U.S.-backed forces declared “total liberation” in Syria on Friday as they recaptured Raqqa, which served as the de facto capital of ISIS for more than three years. The victory that put an end to ISIS’s presence deals a blow to the group’s “most symbolically important stronghold.”
Syrian Democratic Forces (SDF) spokesperson Talo Silo claimed a “historic victory,” at a ceremony to celebrate the capture of the city and said the group suffered a brutal defeat.
Silo and the ceremony paid tribute to those killed and injured during the 130-day fight to reclaim the city, as well as recognizing the Syrian factions that played a role in ousting the extremist group.
Silo said that military operations were halted and forces were performing a sweep of the city searching for explosive devices and sleeping cells of ISIS forces. After the clearing of the city is complete and the SDF can guarantee the protection of the city and province, control will be handed over to civilian leaders.

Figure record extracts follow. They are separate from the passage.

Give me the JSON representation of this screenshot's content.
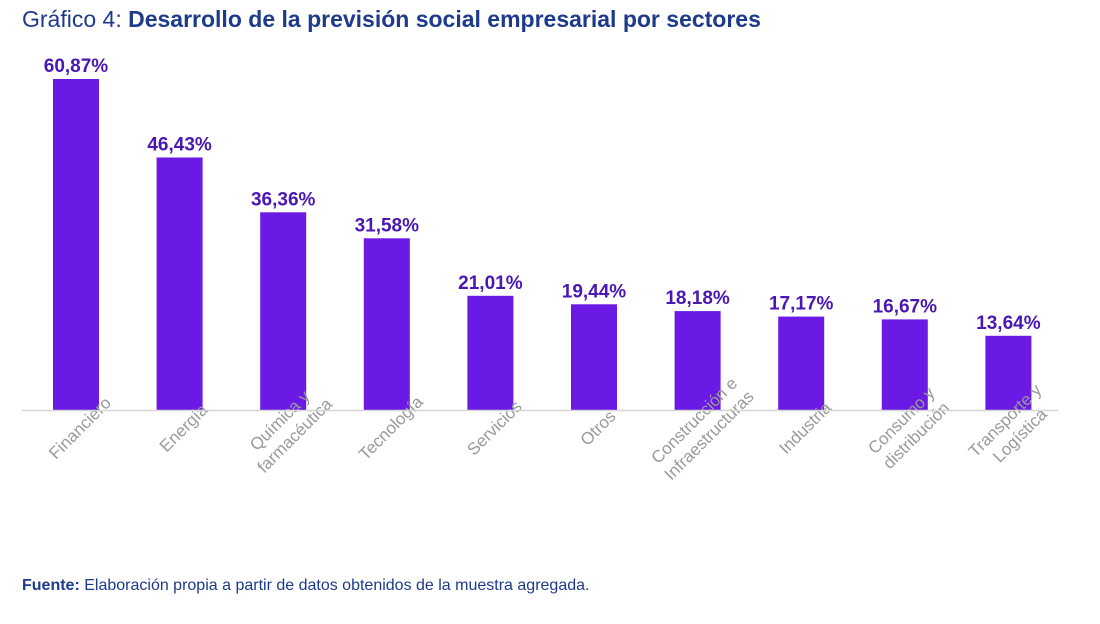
{
  "title": {
    "prefix": "Gráfico 4:",
    "main": "Desarrollo de la previsión social empresarial por sectores"
  },
  "source": {
    "label": "Fuente:",
    "text": "Elaboración propia a partir de datos obtenidos de la muestra agregada."
  },
  "colors": {
    "bar": "#6a1ae4",
    "value_label": "#4a17b4",
    "title": "#1e3a8a",
    "axis_label": "#9a9a9a",
    "baseline": "#d6d6d6"
  },
  "chart_data": {
    "type": "bar",
    "title": "Desarrollo de la previsión social empresarial por sectores",
    "xlabel": "",
    "ylabel": "",
    "ylim": [
      0,
      60.87
    ],
    "grid": false,
    "categories": [
      [
        "Financiero"
      ],
      [
        "Energía"
      ],
      [
        "Química y",
        "farmacéutica"
      ],
      [
        "Tecnología"
      ],
      [
        "Servicios"
      ],
      [
        "Otros"
      ],
      [
        "Construcción e",
        "Infraestructuras"
      ],
      [
        "Industria"
      ],
      [
        "Consumo y",
        "distribución"
      ],
      [
        "Transporte y",
        "Logística"
      ]
    ],
    "values": [
      60.87,
      46.43,
      36.36,
      31.58,
      21.01,
      19.44,
      18.18,
      17.17,
      16.67,
      13.64
    ],
    "value_labels": [
      "60,87%",
      "46,43%",
      "36,36%",
      "31,58%",
      "21,01%",
      "19,44%",
      "18,18%",
      "17,17%",
      "16,67%",
      "13,64%"
    ]
  }
}
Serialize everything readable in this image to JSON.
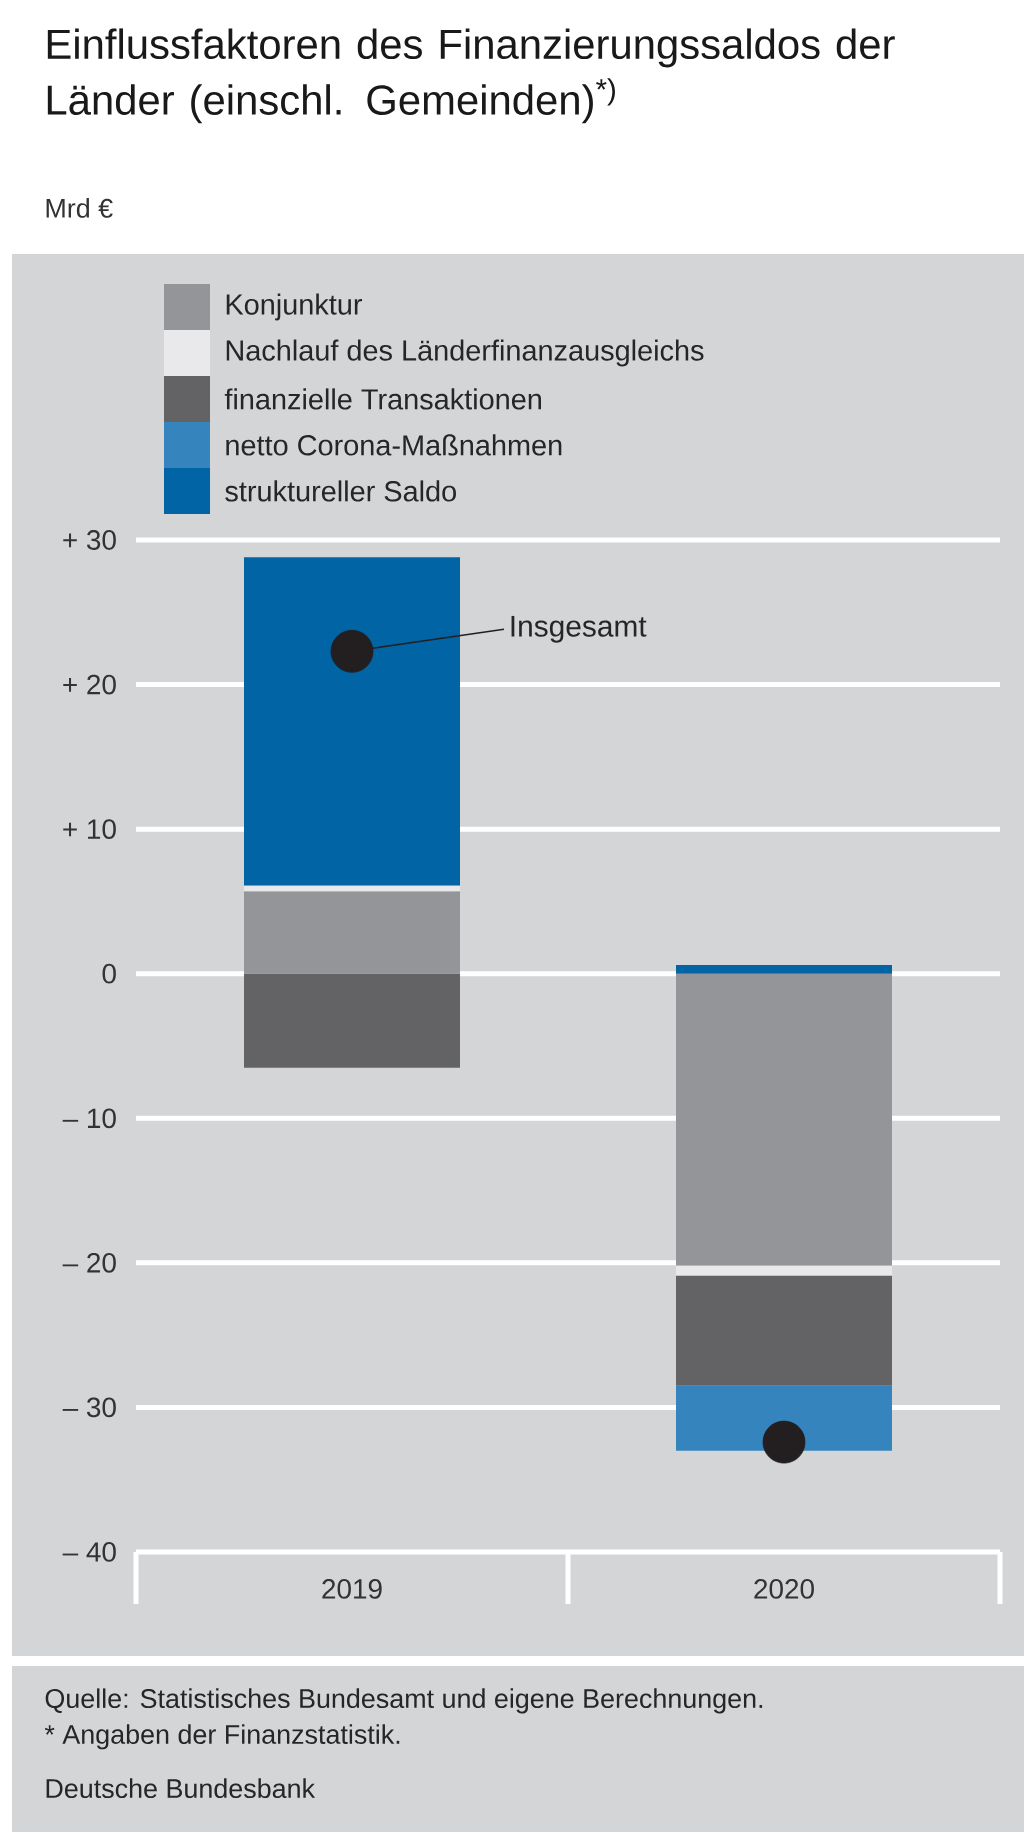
{
  "chart_data": {
    "type": "bar",
    "title": "Einflussfaktoren des Finanzierungssaldos der Länder (einschl. Gemeinden)$^{*)}$",
    "categories": [
      "2019",
      "2020"
    ],
    "stacked": true,
    "series": [
      {
        "name": "Konjunktur",
        "color": "#939598",
        "values": [
          5.7,
          -20.2
        ]
      },
      {
        "name": "Nachlauf des Länderfinanzausgleichs",
        "color": "#e9e9eb",
        "values": [
          0.4,
          -0.7
        ]
      },
      {
        "name": "finanzielle Transaktionen",
        "color": "#636365",
        "values": [
          -6.5,
          -7.6
        ]
      },
      {
        "name": "netto Corona-Maßnahmen",
        "color": "#3584bd",
        "values": [
          null,
          -4.5
        ]
      },
      {
        "name": "struktureller Saldo",
        "color": "#0064a5",
        "values": [
          22.7,
          0.6
        ]
      },
      {
        "name": "Insgesamt",
        "type": "scatter",
        "color": "#231f20",
        "marker": "circle",
        "values": [
          22.3,
          -32.4
        ]
      }
    ],
    "ylim": [
      -40,
      30
    ],
    "yticks": [
      {
        "value": -40,
        "label": "– 40"
      },
      {
        "value": -30,
        "label": "– 30"
      },
      {
        "value": -20,
        "label": "– 20"
      },
      {
        "value": -10,
        "label": "– 10"
      },
      0,
      {
        "value": 10,
        "label": "+ 10"
      },
      {
        "value": 20,
        "label": "+ 20"
      },
      {
        "value": 30,
        "label": "+ 30"
      }
    ],
    "grid": "y",
    "legend": "top",
    "annotations": [
      "Mrd €",
      "Quelle: Statistisches Bundesamt und eigene Berechnungen.",
      "* Angaben der Finanzstatistik.",
      "Deutsche Bundesbank"
    ]
  }
}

“The future of Raqqa will be decided by its people,” Silo said, urging the international community to support their rebuilding efforts and recognize the local democratic government to be installed.
The SDF held the ceremony in the devastated local soccer stadium where the last active pockets of ISIS fighters were defeated, adding insult to injury as they celebrated the victory.
Local officials, dignitaries and tribal chiefs from Raqqa and neighboring towns and cities were among those in attendance, alongside members of the Syrian Democratic Council, which is tasked with helping to rebuild the city.
As the SDF clears and sweeps the city in ruins, it is still unclear whether some Islamic State pockets remain, but the battle is being portrayed as over. Fighters and civilians took to the streets to celebrate and rejoice in the capture of the city. After four months of fighting, ISIS had lost its political capital.
Raqqa, captured in 2014 by Islamic State forces, was hailed as the center of operations including bureaucratic infrastructure and foreign attacks — particularly France and Belgium — and now it serves as a symbol of the extremist group’s decline. Now, ISIS only controls a small area of northern Syria along the Euphrates River.
The success of the city will now depend on Raqqa’s new rulers, and if they can govern effectively. The U.S.-backed council has already furnished plans to repair the ruined city, waiting for the SDF to hand over control.